Commuters pay the price as rogue matatus keep off roads


Commuters stranded at a bus stage on Ngong Road as public service vehicles kept off the roads on November 5, 2018. Police have started enforcing the dreaded 'Michuki rules' that require vehicles to have speed governors and safety belts, among other things. PHOTO | COLLINS OMULO | NATION MEDIA GROUP


  • Crackdown on rogue matatus was announced last month but was to be effected from November 12.

Scores of passengers were stranded in various parts of Nairobi County and its environs as many matatus kept off the roads fearing an ongoing police crackdown.

And for the few that were available, the fares have been hiked on some of the routes as traffic police officers enforced the much-dreaded 'Michuki rules' in a bid to curb rising road deaths.

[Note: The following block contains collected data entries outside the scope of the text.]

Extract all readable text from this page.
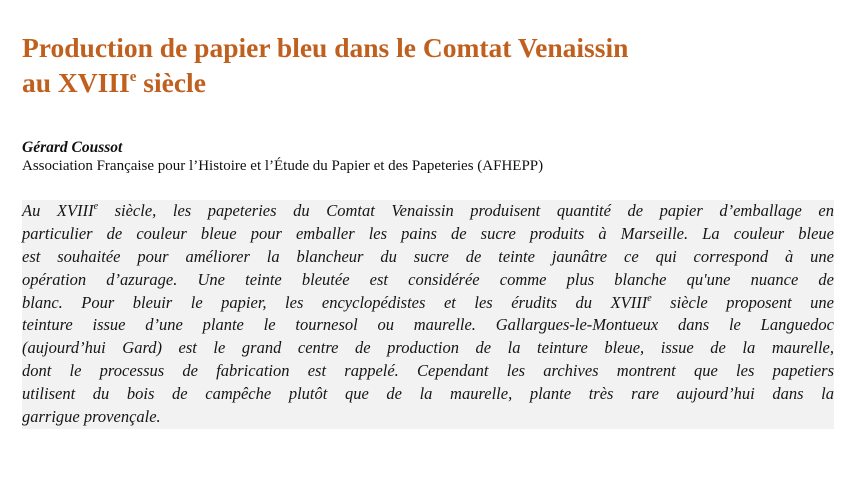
Production de papier bleu dans le Comtat Venaissin
au XVIIIe siècle
Gérard Coussot
Association Française pour l’Histoire et l’Étude du Papier et des Papeteries (AFHEPP)
Au XVIIIe siècle, les papeteries du Comtat Venaissin produisent quantité de papier d’emballage en
particulier de couleur bleue pour emballer les pains de sucre produits à Marseille. La couleur bleue
est souhaitée pour améliorer la blancheur du sucre de teinte jaunâtre ce qui correspond à une
opération d’azurage. Une teinte bleutée est considérée comme plus blanche qu'une nuance de
blanc. Pour bleuir le papier, les encyclopédistes et les érudits du XVIIIe siècle proposent une
teinture issue d’une plante le tournesol ou maurelle. Gallargues-le-Montueux dans le Languedoc
(aujourd’hui Gard) est le grand centre de production de la teinture bleue, issue de la maurelle,
dont le processus de fabrication est rappelé. Cependant les archives montrent que les papetiers
utilisent du bois de campêche plutôt que de la maurelle, plante très rare aujourd’hui dans la
garrigue provençale.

Last month, Transport Cabinet Secretary James Macharia and his Interior counterpart Fred Matiang'i announced the return of the rules and gave matatu operators up to November 12, to comply.

The road traffic regulations were published in a Kenya Gazette notice in September 2003 by the then minister of Transport, the late John Michuki.

The highlights were that every public service vehicle (PSV) must be fitted with a speed governor that capped speed at 80 kilometres per hour, have seatbelts for all passengers, and have a defined passenger capacity to prevent overloading. They also required drivers to display their photo prominently in the matatu to curb “squad” driving, and made it mandatory for PSVs to have a yellow strip on its body.

Traffic updates by Ma3Route, a mobile, web and SMS traffic information platform, said there are few matatus on Outer Ring Road and fare had been increased. 

"The situation is bad people are stranded [because of] Michuki [rules]....[Vehicles dropping off passengers at Cabanas],” read another tweet on the situation on Mombasa Road.

'Walking nation'

“It’s a walking nation on Waiyaki Way. Many passengers stranded on the various stages. Others decided to walk [to work],” read another tweet. 

It was the same situation on Ngong Road as commuters were stranded over shortage of matatus. The vehicles that were available had doubled fares.

The fares are normally between Sh70 and Sh100, depending on the time, but they were charging between Sh150 and Sh200 as traffic police officers started the crackdown on vehicles not complying with rules. 

Some private vehicles took advantage of the situation and ferried passengers to town.

In Kasarani, only one operator — Mwiki Sacco Limited — was operating in the early morning and the vehicles were charging between Sh150 and Sh200 to the Nairobi city centre.

The matatus were also not entering the city centre, instead dropping off passengers at Ngara.

There was heavy traffic on Thika Road as people opted to use their private vehicles.